Wisdom of the Buddha:
When Buddha was teaching, it is said that people would come to him with a lot of philosophical questions: “What is birth? What is death? What is Enlightenment?” Most of the time, he would not answer these types of questions. He knew these questions were coming from that part of the mind that wanted to skip the effort of meditation.
People were asking questions, waiting for an answer that would put them at ease. They would continue to ask until they found a perfect reason not to meditate. They would ask a lot of questions and then eventually say, “Yes! Now I know why I should not meditate. Now I know why I should not worry about Self-Realization.”
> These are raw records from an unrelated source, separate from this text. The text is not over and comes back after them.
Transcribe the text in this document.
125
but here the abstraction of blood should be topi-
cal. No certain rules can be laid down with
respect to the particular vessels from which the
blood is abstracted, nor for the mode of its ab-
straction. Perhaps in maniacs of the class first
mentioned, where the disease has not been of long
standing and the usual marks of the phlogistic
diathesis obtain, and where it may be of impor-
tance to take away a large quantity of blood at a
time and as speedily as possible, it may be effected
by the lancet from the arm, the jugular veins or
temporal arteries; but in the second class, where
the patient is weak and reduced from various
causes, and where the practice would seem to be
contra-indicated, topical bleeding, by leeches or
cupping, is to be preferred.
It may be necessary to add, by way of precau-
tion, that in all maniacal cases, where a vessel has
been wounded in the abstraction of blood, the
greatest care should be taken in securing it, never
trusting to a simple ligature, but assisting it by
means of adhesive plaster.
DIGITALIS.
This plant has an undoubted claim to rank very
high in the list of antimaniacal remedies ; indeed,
Every time they would come with these questions, Buddha would guide them back to one simple Truth. He would ask them, “Do you acknowledge that there is suffering in your life? If you acknowledge that there is suffering in your life, then you need to go beyond that suffering. What I am offering is a path to go beyond suffering. The farther you travel on this path, the less suffering you will experience.”
Spiritual quest is a gradual process – the deeper you go into meditation, the less pain you will experience. There is emotional, psychological, physical, and existential pain within you that you cannot deny.
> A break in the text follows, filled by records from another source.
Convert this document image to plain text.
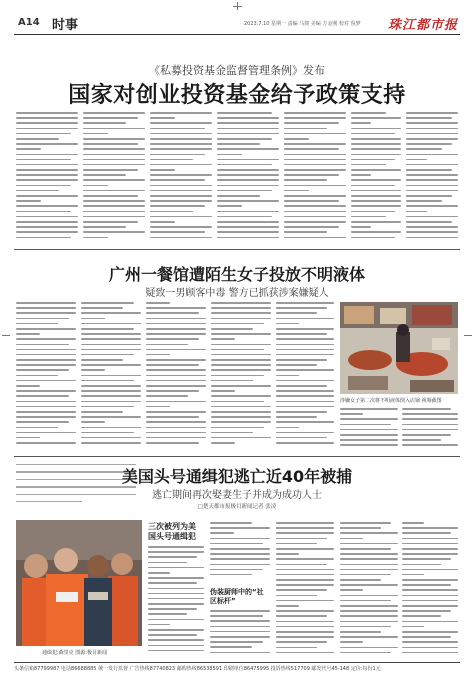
A14 时事	2023.7.10 星期一 责编 马骏 美编 方金刚 校对 倪梦 珠江都市报
《私募投资基金监督管理条例》发布
国家对创业投资基金给予政策支持
广州一餐馆遭陌生女子投放不明液体
疑致一男顾客中毒 警方已抓获涉案嫌疑人
涉嫌女子第二次将不明液体倒入店锅 视频截图
美国头号通缉犯逃亡近40年被捕
逃亡期间再次娶妻生子并成为成功人士
□楚天都市报极目新闻记者 张凌
通缉犯:森里克 图源:极目新闻
三次被列为美
国头号通缉犯
伪装厨师中的“社
区标杆”
头条信箱87799987 电话86688885 统一发行监督 广告热线87740823 邮购热线86538591 印刷单位86475995 投诉热线517709 邮发代号45-148 定价:每份1元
Pain and suffering are a constant part of your life. Just because you appear to be alright on the outside, doesn’t mean that you are peaceful on the inside. Most of the time, you are screaming in pain. You cannot deny the discomfort of the body, the longing of the spirit, or the struggle of being lonely in the world. As long as these pains exist, you cannot stop striving for Self-Realization.
Self-Realization is not an attainment. It is a process of going beyond your accumulated conditioning to find your true inner Self. Self-Realization is not defined by what you gain; rather, it is defined by what you lose.
When people asked Buddha, “You meditated for so many years, what did you attain at the end of it all?” His answer sums up the beauty of meditation. He said, “I attained nothing in this process, but let me tell you what I lost. I lost anger, jealousy, fear, frustration, and worry. Isn’t that worth striving for?”